Figure 4. Retention Testing: Quadrant Analysis

Percentage time during PT1 and PT2 spent in the training and opposite quadrants of the pool (left and right lanes) and the reminder treatment (grey central lane). The training location is represented as a red circle in the NE quadrant, and the novel location (novel subgroups only) as a black circle in the SW quadrant. In practice, NE and SW quadrants were counterbalanced. Rats with partial hippocampal lesions were unable to remember the platform location on PT1 but could be reminded of the training location by exposure, at the end of PT1, to a platform in the original or a novel location. (Note that the ‘reminder' lane simply refers to this exposure to a platform—PT1 is itself the ‘reminder trial.') The key finding is that the improvement in PT2 occurred irrespective of the platform location during reminding. In contrast, sham-lesioned animals exhibited some reversal learning upon exposure to the platform in a novel location. Complete-lesioned rats did not remember the platform location during either PT1 or PT2. *p < 0.05; **p < 0.01; n.s. = nonsignificant; comparisons with chance = 50%; one-sample t-tests. Representative swim paths are included.

Figure 5. Retention Testing: Zone Analysis

Percentage time in PT1 (left) and PT2 (right) spent within a zone, 20 cm in radius, centred on either the original training location (broken circle; grey) or an equivalent location in the opposite quadrant (broken circle; yellow), expressed as a percentage of the total time spent in both of the zones. The reminder treatment is again shown as the grey central lane and as the location where the hidden platform became available at the end of PT1 within these zones (original = red; novel = black).

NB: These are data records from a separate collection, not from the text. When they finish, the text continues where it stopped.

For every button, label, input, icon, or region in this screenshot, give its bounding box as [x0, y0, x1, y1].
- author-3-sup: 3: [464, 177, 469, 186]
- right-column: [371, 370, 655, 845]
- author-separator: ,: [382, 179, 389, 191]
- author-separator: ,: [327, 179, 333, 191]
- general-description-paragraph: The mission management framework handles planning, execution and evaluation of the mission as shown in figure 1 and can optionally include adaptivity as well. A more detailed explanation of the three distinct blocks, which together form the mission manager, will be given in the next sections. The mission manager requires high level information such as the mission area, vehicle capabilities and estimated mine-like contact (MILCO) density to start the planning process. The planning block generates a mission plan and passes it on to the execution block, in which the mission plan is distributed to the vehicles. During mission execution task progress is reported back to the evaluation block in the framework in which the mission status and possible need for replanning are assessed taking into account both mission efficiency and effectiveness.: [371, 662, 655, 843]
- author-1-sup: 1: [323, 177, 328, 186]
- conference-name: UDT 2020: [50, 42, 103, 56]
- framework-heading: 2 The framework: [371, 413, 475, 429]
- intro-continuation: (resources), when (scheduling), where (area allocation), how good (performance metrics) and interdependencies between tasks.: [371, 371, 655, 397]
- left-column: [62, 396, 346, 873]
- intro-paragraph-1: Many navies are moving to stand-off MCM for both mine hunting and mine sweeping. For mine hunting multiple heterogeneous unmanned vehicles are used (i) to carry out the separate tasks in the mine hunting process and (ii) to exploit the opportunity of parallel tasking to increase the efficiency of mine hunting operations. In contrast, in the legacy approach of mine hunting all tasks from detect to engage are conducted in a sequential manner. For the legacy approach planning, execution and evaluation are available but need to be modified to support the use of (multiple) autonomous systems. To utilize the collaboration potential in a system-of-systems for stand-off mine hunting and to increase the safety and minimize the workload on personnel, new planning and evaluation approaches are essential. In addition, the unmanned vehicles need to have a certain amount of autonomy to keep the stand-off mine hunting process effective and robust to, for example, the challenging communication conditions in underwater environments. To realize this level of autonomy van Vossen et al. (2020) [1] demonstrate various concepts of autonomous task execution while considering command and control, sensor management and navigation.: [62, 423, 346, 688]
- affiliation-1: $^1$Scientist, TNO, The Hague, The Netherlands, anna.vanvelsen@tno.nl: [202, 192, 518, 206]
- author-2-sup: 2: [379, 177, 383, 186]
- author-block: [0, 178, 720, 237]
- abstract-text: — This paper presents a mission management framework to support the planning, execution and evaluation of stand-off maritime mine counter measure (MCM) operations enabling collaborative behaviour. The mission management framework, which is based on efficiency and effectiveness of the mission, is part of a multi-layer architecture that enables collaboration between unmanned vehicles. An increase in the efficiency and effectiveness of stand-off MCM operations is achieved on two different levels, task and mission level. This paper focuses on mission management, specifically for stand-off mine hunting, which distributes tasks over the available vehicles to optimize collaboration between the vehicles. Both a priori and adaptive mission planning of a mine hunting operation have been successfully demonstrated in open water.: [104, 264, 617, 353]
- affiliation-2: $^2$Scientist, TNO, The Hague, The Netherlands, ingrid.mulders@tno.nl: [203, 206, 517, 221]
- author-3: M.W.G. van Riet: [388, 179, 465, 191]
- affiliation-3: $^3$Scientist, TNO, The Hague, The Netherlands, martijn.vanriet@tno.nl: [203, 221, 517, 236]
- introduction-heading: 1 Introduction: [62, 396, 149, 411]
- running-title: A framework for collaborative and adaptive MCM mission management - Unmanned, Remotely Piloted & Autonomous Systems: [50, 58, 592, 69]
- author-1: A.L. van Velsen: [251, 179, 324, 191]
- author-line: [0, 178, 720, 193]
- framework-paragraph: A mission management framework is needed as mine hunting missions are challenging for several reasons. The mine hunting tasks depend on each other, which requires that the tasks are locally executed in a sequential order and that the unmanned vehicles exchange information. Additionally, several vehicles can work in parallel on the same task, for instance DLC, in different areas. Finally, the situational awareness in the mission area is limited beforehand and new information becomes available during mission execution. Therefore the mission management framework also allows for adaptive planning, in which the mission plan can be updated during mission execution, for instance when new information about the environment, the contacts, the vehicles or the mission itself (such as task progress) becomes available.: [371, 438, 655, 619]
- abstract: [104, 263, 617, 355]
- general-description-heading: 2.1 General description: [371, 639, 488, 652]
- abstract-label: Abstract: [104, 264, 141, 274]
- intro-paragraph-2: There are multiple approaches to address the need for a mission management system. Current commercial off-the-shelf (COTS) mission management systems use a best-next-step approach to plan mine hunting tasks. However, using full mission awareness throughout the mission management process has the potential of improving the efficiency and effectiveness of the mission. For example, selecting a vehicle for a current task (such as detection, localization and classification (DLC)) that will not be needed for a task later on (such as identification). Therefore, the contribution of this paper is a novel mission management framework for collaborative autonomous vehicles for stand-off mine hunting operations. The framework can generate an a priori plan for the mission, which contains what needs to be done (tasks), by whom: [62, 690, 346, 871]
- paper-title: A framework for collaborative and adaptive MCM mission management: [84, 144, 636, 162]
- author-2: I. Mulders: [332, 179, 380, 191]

Consistent with Figure 4, rats with partial hippocampal lesions were amnesic in PT1 but could be reminded of the correct location, even by exposure to the platform in a novel location. *p < 0.05; **p < 0.01; n.s. = nonsignificant; comparisons with chance = 50%; one-sample t-tests.

Figure 6. Novel Context Learning

Percentage time spent in the target quadrant containing the escape platform during one-trial new learning in a different pool. *p < 0.05; n.s. = nonsignificant; comparison of percentage time spent in training zone during PT_n1 and PT_n2; paired-sample t-tests. New learning was observed only in sham-lesioned rats.